We may see work piling up in the Doing column without being completing. We may be finding out that we are always reacting to a task in the “To Do” stage versus completing the doing. I know this sound a little childish but on a grander scale it is very much what happens. Just think of a salesperson that never asks for the order. He may be everyone’s best friend but is not getting the percentage of closures that he should. In a Kanban board it becomes readily apparent. The real secret to the board though is that we need to complete the task that is in the “doing” column before we pull from the To Do.
The other feature of using the board is cycle time. In a perfect world, when a task enters the To Do Column it immediately transfer to “Doing.” We complete the task and that would be our cycle time. If there are other tasks in the doing column and a task has to sit in the “To Do” column that time would be added to your cycle time. In Scrum this description is similar to a sprint. In Kanban we even may have different cycle times for different types of customers. This would allow us to create Swim Lanes horizontally across the chart.
Visualization is the key to effective Kanban. You may use different color post it notes to signify different marketing task such as PR, Social Media, Advertising and so forth. You may use different colors in your swim Lanes to recognize different marketing segments.

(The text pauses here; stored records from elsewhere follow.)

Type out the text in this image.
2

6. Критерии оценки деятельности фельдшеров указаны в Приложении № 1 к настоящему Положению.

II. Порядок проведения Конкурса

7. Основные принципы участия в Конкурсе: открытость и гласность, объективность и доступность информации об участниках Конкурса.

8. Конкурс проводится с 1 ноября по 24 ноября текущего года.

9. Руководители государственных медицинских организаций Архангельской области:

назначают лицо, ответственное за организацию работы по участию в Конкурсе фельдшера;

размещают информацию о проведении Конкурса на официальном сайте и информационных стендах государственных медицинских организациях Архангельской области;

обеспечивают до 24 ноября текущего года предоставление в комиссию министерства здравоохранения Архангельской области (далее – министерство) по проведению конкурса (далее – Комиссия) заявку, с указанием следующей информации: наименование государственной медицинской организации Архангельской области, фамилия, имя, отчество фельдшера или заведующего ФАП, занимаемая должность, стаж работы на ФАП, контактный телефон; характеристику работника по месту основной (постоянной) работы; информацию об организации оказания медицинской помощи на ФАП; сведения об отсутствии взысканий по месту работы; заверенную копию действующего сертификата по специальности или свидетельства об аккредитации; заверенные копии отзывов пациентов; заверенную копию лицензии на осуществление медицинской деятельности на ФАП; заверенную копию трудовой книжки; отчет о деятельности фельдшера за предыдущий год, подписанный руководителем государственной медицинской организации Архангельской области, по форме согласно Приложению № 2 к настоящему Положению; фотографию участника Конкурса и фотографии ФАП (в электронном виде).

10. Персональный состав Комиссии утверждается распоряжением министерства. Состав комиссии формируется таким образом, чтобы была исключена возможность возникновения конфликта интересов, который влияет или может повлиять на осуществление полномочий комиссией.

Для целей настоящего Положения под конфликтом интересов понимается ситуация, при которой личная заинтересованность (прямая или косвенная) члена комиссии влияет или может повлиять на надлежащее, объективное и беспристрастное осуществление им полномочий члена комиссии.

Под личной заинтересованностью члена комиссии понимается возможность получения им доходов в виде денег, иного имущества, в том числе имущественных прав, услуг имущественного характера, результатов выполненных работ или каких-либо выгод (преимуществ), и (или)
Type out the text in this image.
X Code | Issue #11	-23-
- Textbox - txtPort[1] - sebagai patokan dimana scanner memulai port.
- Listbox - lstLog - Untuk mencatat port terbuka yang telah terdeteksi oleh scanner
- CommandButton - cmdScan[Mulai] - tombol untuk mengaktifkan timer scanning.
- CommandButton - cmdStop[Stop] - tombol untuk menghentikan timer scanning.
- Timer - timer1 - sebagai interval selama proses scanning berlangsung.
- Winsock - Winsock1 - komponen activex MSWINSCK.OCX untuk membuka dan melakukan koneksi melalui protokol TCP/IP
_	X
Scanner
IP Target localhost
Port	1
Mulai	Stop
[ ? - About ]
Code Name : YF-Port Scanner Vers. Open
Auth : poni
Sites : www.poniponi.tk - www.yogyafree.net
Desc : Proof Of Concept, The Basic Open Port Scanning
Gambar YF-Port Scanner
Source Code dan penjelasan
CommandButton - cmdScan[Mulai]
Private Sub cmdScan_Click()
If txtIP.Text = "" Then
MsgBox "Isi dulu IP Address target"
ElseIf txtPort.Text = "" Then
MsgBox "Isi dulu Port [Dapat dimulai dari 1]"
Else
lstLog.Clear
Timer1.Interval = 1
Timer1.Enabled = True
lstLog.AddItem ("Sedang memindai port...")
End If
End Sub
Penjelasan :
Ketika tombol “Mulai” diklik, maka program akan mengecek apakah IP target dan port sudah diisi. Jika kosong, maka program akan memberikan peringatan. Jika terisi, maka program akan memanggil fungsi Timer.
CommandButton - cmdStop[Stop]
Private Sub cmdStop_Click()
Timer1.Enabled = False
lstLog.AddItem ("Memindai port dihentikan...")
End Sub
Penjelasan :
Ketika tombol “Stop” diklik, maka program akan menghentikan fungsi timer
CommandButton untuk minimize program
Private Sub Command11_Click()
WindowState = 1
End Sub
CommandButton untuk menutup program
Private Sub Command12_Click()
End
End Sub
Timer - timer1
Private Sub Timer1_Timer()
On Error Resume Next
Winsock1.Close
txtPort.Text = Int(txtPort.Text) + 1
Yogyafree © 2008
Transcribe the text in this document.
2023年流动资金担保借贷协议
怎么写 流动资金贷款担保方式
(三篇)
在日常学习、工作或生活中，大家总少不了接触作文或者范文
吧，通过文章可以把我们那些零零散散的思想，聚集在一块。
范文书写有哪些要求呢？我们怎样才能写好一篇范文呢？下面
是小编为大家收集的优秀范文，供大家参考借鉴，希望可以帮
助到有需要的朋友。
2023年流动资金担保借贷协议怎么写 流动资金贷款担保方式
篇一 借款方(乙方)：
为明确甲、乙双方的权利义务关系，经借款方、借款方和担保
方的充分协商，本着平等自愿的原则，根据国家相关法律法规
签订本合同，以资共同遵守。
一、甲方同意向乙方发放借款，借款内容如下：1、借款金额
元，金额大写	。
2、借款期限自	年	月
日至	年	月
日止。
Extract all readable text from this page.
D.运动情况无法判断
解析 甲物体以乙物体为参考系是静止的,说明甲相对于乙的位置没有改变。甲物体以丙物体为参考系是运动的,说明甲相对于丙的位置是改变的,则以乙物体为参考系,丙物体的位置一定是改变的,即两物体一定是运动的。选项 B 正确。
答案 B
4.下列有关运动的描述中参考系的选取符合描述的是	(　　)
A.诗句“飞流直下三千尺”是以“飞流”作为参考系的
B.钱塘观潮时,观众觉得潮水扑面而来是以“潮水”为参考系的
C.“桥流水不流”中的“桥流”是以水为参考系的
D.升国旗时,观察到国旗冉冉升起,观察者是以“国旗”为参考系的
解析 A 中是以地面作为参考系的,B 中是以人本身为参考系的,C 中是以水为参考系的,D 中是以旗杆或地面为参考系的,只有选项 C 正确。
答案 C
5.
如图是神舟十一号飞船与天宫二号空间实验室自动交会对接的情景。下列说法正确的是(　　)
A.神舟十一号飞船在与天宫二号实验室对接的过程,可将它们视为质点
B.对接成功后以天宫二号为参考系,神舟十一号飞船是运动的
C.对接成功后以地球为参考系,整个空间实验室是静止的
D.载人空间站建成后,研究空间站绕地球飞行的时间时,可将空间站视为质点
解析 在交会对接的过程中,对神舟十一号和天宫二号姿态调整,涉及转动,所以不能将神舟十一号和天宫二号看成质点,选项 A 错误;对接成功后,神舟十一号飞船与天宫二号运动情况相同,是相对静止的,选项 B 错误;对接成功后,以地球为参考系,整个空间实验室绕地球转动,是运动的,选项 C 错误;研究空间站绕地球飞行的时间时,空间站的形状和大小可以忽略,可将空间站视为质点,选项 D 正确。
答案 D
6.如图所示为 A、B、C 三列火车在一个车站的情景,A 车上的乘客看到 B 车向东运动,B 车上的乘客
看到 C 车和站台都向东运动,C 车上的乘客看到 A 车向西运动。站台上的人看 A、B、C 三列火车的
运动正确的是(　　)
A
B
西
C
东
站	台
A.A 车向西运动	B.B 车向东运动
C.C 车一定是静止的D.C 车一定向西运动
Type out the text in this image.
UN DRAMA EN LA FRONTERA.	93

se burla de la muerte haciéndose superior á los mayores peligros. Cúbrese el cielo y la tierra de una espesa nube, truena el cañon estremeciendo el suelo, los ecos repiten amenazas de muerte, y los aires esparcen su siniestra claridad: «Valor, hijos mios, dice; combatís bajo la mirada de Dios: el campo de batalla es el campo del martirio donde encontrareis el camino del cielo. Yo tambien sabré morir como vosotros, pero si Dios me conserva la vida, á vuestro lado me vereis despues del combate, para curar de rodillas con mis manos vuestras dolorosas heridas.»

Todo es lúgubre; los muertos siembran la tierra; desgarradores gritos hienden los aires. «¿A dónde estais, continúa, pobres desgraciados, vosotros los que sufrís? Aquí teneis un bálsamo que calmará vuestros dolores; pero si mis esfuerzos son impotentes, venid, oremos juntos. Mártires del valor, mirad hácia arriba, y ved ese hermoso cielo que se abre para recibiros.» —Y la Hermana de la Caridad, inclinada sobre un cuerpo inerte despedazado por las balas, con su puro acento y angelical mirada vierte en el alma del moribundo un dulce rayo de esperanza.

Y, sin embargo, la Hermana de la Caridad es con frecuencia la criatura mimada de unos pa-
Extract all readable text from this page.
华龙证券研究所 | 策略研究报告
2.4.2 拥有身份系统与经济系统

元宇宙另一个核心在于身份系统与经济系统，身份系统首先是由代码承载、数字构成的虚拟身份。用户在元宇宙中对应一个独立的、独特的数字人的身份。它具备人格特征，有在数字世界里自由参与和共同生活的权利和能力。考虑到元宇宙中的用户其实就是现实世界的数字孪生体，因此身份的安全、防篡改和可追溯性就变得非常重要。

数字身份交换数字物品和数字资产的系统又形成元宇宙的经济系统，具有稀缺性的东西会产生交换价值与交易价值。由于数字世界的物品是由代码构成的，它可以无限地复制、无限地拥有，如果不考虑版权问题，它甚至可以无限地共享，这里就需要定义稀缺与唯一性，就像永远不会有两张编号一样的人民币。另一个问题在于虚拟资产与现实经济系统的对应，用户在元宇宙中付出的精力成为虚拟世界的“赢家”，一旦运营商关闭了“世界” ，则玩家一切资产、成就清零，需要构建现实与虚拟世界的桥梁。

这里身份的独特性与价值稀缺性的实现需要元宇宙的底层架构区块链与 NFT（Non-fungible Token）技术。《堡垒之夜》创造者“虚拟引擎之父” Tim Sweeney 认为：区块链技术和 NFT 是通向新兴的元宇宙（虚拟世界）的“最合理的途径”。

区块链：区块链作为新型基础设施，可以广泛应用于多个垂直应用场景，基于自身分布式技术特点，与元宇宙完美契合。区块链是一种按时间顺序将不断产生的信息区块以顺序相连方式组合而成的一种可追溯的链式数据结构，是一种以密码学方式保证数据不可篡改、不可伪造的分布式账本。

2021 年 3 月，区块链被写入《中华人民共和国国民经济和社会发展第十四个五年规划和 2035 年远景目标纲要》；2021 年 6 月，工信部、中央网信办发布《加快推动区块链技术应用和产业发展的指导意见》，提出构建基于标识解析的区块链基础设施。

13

You may even add additional columns to represent your marketing flow. That is actually Marketing Kanban 201.
We are establishing a Work in Process limit to create a proper flow in your marketing. The proper cadence per say. This is a term you will hear me say over and over again. Cadence is a key in today’s marketing which I will demonstrate in a later blog post. The WIP limit is at first, probably a guess. However, establishing one is very important. It is a key to a PULL System. Without, when would you know when to pull?